Anatomy of a privacy fail – when “Dark Data” gives away your identity

This week’s super-scary security topic is deanonymisation.

The media excitement was kindled after the BBC wrote up a short article about an intriguing paper entitled Dark Data, presented at the recent DEF CON conference in Las Vegas.

We weren’t at DEF CON, so we hoped that the many stories written about this fascinating paper would tell us something useful about what the researchers did, and what we could learn from that…

…but we were quickly disappointed, faced with little more the same brief story over and over again, told in the same brief way.

So we decided to dig into the matter ourselves, and soon found that the Dark Data paper was the English language version of a talk the researchers presented in German last year at the 33rd Chaos Computer Club conference in Hamburg.

We were delighted to find that the German talk had a title that was itself in English, yet even cooler than the DEF CON version: Build your own NSA.

If you have the time, the video makes for interesting viewing.

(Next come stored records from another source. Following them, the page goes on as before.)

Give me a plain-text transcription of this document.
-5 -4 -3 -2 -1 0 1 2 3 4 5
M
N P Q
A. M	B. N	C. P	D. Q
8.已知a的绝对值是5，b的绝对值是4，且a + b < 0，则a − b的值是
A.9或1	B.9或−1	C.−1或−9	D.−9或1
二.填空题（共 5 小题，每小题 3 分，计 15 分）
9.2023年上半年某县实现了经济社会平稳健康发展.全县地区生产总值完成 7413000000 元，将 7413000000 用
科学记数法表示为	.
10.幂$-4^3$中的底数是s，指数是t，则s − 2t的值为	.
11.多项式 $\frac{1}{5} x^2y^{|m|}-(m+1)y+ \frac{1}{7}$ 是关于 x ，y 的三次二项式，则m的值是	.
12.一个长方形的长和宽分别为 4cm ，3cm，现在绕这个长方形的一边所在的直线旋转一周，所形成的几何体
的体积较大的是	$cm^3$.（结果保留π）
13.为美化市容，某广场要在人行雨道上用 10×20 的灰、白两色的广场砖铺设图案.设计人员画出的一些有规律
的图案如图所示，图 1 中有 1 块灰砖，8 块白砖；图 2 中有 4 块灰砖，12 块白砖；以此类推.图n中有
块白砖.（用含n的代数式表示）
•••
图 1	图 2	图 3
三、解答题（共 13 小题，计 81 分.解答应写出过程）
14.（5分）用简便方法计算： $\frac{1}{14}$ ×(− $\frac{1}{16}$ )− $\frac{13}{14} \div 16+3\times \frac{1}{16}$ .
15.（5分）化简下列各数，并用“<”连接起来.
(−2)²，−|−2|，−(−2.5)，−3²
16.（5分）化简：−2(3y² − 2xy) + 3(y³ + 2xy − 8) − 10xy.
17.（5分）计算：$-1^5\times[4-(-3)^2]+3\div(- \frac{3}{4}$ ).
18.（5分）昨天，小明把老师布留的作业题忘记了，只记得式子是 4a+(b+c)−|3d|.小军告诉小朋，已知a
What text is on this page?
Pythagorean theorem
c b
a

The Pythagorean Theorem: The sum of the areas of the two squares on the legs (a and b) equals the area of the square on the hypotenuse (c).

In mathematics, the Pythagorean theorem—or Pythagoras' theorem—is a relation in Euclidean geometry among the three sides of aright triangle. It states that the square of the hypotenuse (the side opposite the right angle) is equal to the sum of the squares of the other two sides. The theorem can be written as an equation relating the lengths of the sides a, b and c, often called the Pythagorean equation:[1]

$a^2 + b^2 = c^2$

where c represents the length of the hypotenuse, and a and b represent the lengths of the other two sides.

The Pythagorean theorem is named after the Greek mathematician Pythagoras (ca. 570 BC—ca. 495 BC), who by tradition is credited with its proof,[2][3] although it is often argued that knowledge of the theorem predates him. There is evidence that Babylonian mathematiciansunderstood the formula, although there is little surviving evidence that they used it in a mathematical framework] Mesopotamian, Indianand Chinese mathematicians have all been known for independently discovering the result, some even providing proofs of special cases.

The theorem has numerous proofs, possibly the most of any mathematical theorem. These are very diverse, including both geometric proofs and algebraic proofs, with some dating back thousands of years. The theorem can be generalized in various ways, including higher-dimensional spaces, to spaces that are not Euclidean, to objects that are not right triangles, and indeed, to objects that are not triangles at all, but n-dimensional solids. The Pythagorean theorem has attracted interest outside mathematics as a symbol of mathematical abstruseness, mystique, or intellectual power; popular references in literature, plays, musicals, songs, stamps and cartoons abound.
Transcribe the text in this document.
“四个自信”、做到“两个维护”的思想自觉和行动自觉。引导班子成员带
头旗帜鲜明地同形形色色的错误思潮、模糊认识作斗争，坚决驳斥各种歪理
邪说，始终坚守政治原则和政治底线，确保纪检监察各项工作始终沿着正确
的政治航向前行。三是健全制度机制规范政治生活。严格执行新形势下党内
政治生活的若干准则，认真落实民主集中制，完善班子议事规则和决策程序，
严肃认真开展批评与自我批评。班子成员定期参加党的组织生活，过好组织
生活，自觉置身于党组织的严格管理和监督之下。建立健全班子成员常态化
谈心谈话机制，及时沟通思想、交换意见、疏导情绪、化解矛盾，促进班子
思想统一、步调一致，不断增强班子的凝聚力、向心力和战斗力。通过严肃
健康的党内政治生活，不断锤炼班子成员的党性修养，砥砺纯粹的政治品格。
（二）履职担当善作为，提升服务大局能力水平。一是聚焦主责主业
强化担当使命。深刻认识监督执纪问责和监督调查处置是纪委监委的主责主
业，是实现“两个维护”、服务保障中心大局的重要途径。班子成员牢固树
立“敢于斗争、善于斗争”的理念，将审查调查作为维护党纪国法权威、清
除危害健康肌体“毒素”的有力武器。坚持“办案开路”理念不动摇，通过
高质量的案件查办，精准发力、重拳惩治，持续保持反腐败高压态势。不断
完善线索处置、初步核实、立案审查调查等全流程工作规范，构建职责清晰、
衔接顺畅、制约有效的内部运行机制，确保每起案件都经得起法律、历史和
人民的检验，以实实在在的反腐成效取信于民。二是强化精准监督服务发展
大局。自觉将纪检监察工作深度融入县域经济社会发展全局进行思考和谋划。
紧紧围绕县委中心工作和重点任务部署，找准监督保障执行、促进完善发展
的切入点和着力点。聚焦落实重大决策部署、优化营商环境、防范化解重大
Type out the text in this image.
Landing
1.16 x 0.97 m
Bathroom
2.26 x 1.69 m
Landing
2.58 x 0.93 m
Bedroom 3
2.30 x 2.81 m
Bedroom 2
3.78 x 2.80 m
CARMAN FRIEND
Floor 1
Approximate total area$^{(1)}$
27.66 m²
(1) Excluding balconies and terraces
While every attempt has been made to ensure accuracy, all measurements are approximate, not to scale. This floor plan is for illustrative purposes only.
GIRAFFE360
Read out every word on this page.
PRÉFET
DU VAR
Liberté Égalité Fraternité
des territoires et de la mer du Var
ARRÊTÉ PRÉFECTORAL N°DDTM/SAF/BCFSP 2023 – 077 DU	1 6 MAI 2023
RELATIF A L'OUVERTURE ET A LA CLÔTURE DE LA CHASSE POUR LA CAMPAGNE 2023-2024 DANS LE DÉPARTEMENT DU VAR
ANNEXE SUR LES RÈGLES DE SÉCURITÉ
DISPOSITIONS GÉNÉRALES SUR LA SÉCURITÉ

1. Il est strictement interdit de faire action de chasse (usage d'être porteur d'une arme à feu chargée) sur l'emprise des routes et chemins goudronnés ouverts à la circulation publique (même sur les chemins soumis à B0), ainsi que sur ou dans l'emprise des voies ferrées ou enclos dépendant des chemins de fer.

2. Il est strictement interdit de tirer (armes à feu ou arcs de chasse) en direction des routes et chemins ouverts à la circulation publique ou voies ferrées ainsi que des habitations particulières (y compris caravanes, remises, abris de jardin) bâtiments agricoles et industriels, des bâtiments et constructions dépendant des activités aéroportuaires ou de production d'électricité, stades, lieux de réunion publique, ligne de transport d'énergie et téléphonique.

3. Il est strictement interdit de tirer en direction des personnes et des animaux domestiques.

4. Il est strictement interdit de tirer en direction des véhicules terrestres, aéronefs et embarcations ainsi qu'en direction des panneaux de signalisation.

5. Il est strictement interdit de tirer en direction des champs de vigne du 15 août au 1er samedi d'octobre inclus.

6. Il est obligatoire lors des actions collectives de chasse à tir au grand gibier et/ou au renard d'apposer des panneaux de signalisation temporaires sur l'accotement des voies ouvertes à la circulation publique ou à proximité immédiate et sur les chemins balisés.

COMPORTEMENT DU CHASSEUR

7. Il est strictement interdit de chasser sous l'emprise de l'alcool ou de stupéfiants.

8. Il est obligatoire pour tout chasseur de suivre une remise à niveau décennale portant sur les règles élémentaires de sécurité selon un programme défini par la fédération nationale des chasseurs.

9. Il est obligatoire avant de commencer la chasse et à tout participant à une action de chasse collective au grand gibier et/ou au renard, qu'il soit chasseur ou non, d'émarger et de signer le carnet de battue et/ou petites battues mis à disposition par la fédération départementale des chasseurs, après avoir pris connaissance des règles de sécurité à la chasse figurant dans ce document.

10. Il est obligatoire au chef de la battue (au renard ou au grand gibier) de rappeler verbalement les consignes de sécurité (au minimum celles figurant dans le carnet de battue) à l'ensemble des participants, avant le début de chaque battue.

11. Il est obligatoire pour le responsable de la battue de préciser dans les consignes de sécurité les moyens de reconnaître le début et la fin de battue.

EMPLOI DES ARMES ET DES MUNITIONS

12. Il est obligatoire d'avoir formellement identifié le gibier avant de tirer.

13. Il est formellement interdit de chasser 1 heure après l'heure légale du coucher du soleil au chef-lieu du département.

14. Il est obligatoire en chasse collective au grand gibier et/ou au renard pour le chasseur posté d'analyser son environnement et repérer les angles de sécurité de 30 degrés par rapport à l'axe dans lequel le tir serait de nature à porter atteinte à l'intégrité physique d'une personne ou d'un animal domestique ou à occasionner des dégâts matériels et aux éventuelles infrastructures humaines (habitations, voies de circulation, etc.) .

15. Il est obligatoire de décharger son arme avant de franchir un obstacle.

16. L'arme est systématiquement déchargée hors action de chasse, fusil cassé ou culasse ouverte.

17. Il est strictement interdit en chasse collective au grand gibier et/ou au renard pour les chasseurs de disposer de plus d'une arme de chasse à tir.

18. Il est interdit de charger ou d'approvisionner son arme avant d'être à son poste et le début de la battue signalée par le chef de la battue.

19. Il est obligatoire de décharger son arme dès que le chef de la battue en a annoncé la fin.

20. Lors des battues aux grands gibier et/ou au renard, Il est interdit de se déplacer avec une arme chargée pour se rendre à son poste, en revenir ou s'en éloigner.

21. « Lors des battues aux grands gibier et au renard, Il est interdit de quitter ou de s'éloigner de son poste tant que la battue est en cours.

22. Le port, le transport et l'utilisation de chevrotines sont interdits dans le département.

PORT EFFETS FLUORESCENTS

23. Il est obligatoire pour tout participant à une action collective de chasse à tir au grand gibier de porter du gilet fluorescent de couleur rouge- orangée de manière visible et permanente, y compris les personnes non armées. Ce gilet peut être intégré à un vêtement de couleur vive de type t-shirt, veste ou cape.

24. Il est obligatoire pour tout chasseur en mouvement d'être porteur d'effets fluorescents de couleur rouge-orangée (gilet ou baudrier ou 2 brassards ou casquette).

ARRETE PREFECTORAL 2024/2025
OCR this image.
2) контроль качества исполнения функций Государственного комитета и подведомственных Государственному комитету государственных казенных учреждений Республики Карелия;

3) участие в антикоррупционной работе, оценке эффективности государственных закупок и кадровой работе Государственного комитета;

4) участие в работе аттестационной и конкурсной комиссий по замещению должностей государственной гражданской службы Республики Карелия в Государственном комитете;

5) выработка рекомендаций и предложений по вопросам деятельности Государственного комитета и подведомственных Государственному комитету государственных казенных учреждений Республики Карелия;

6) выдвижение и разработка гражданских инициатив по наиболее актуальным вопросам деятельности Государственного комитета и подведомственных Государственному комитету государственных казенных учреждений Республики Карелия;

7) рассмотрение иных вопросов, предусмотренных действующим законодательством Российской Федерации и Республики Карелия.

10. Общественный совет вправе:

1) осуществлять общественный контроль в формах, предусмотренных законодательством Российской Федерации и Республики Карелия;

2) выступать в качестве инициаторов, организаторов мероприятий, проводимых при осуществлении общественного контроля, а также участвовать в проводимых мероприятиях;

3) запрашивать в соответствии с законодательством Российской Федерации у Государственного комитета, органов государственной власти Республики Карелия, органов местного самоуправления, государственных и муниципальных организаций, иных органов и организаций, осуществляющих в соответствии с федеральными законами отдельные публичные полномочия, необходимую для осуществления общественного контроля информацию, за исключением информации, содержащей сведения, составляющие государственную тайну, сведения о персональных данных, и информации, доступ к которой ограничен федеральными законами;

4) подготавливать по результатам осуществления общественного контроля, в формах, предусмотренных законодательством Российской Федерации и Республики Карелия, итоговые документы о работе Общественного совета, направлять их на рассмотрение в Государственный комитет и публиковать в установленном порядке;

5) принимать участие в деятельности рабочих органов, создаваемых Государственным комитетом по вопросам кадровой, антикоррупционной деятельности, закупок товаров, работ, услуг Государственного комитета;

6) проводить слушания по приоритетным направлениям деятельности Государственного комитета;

There are simultaneous translations of satisfactory quality into English and French if your German isn’t up to scratch. If you follow along in the DEF CON slide deck then you will have an accurate English version of the visual materials.

Digital breadcrumbs

Very greatly simplified, here is what the researchers did to collect their data, and what they were able to do with it afterwards.

First, they set up a bogus marketing consultancy – a cheery, hip-looking company based in the hipster city of Tel Aviv.

Second, they used the online “marketing grapevine” to look for web analytics companies that claimed to provide what’s known as clickstream data.

Clickstreams keep a log of the websites that you visit, the order you visit them, and precise URL details of where you went on each site each time you visited. If all you are interested in is how your own customers behave when they’re on your site, this sort of data seems innocent enough. Indeed, clickstreams are often referred to by the vague name of browsing metadata, as though there’s nothing important in there that could stand your privacy on its head.

Third, the researchers soon wangled a free web analytics trial, giving them near-real-time access to the web clickstreams of about 3,000,000 Germans for a month.

In theory, this clickstream data was supposed to be harmless, given that it had been anonymised. (That means real names were stripped out and replaced with some kind of meaningless identifier instead, for example by replacing Paul Ducklin with the randomly-generated text string 4VDP0QOI2KJAQGB.)

At least, that’s what the web analytics company claimed – but their anonymised data turned out to be a privacy-sapping gold mine.

Anonymisation and deanonymisation

We’ve written before in some detail about how anonymous data often isn’t anonymous at all, and why.

So you probably aren’t surprised to hear that in this case, too, the anonymisation could sometimes very easily be reversed.

Part of the problem – if you ignore whether it should be lawful to collect and monetise clickstream data at all – is that marketing companies love detail, and web analytics companies are correspondingly delighted to provide it.

It’s not enough to know that someone is visiting your website – you’re also supposed to take careful notice of how they behave after they arrive, to help you answer questions about how well your site is working.

Once they’ve done a search, do they stick around, or get frustrated and leave? If they look at jeans, do they think of buying sneakers at the same time? Do Californians spend longer on the site than New Yorkers?

The theory is that if you don’t pass on data that details precisely who did what, but merely how people behave in general, then you aren’t treading on anyone’s privacy if you sell (or buy) clickstream data of this sort.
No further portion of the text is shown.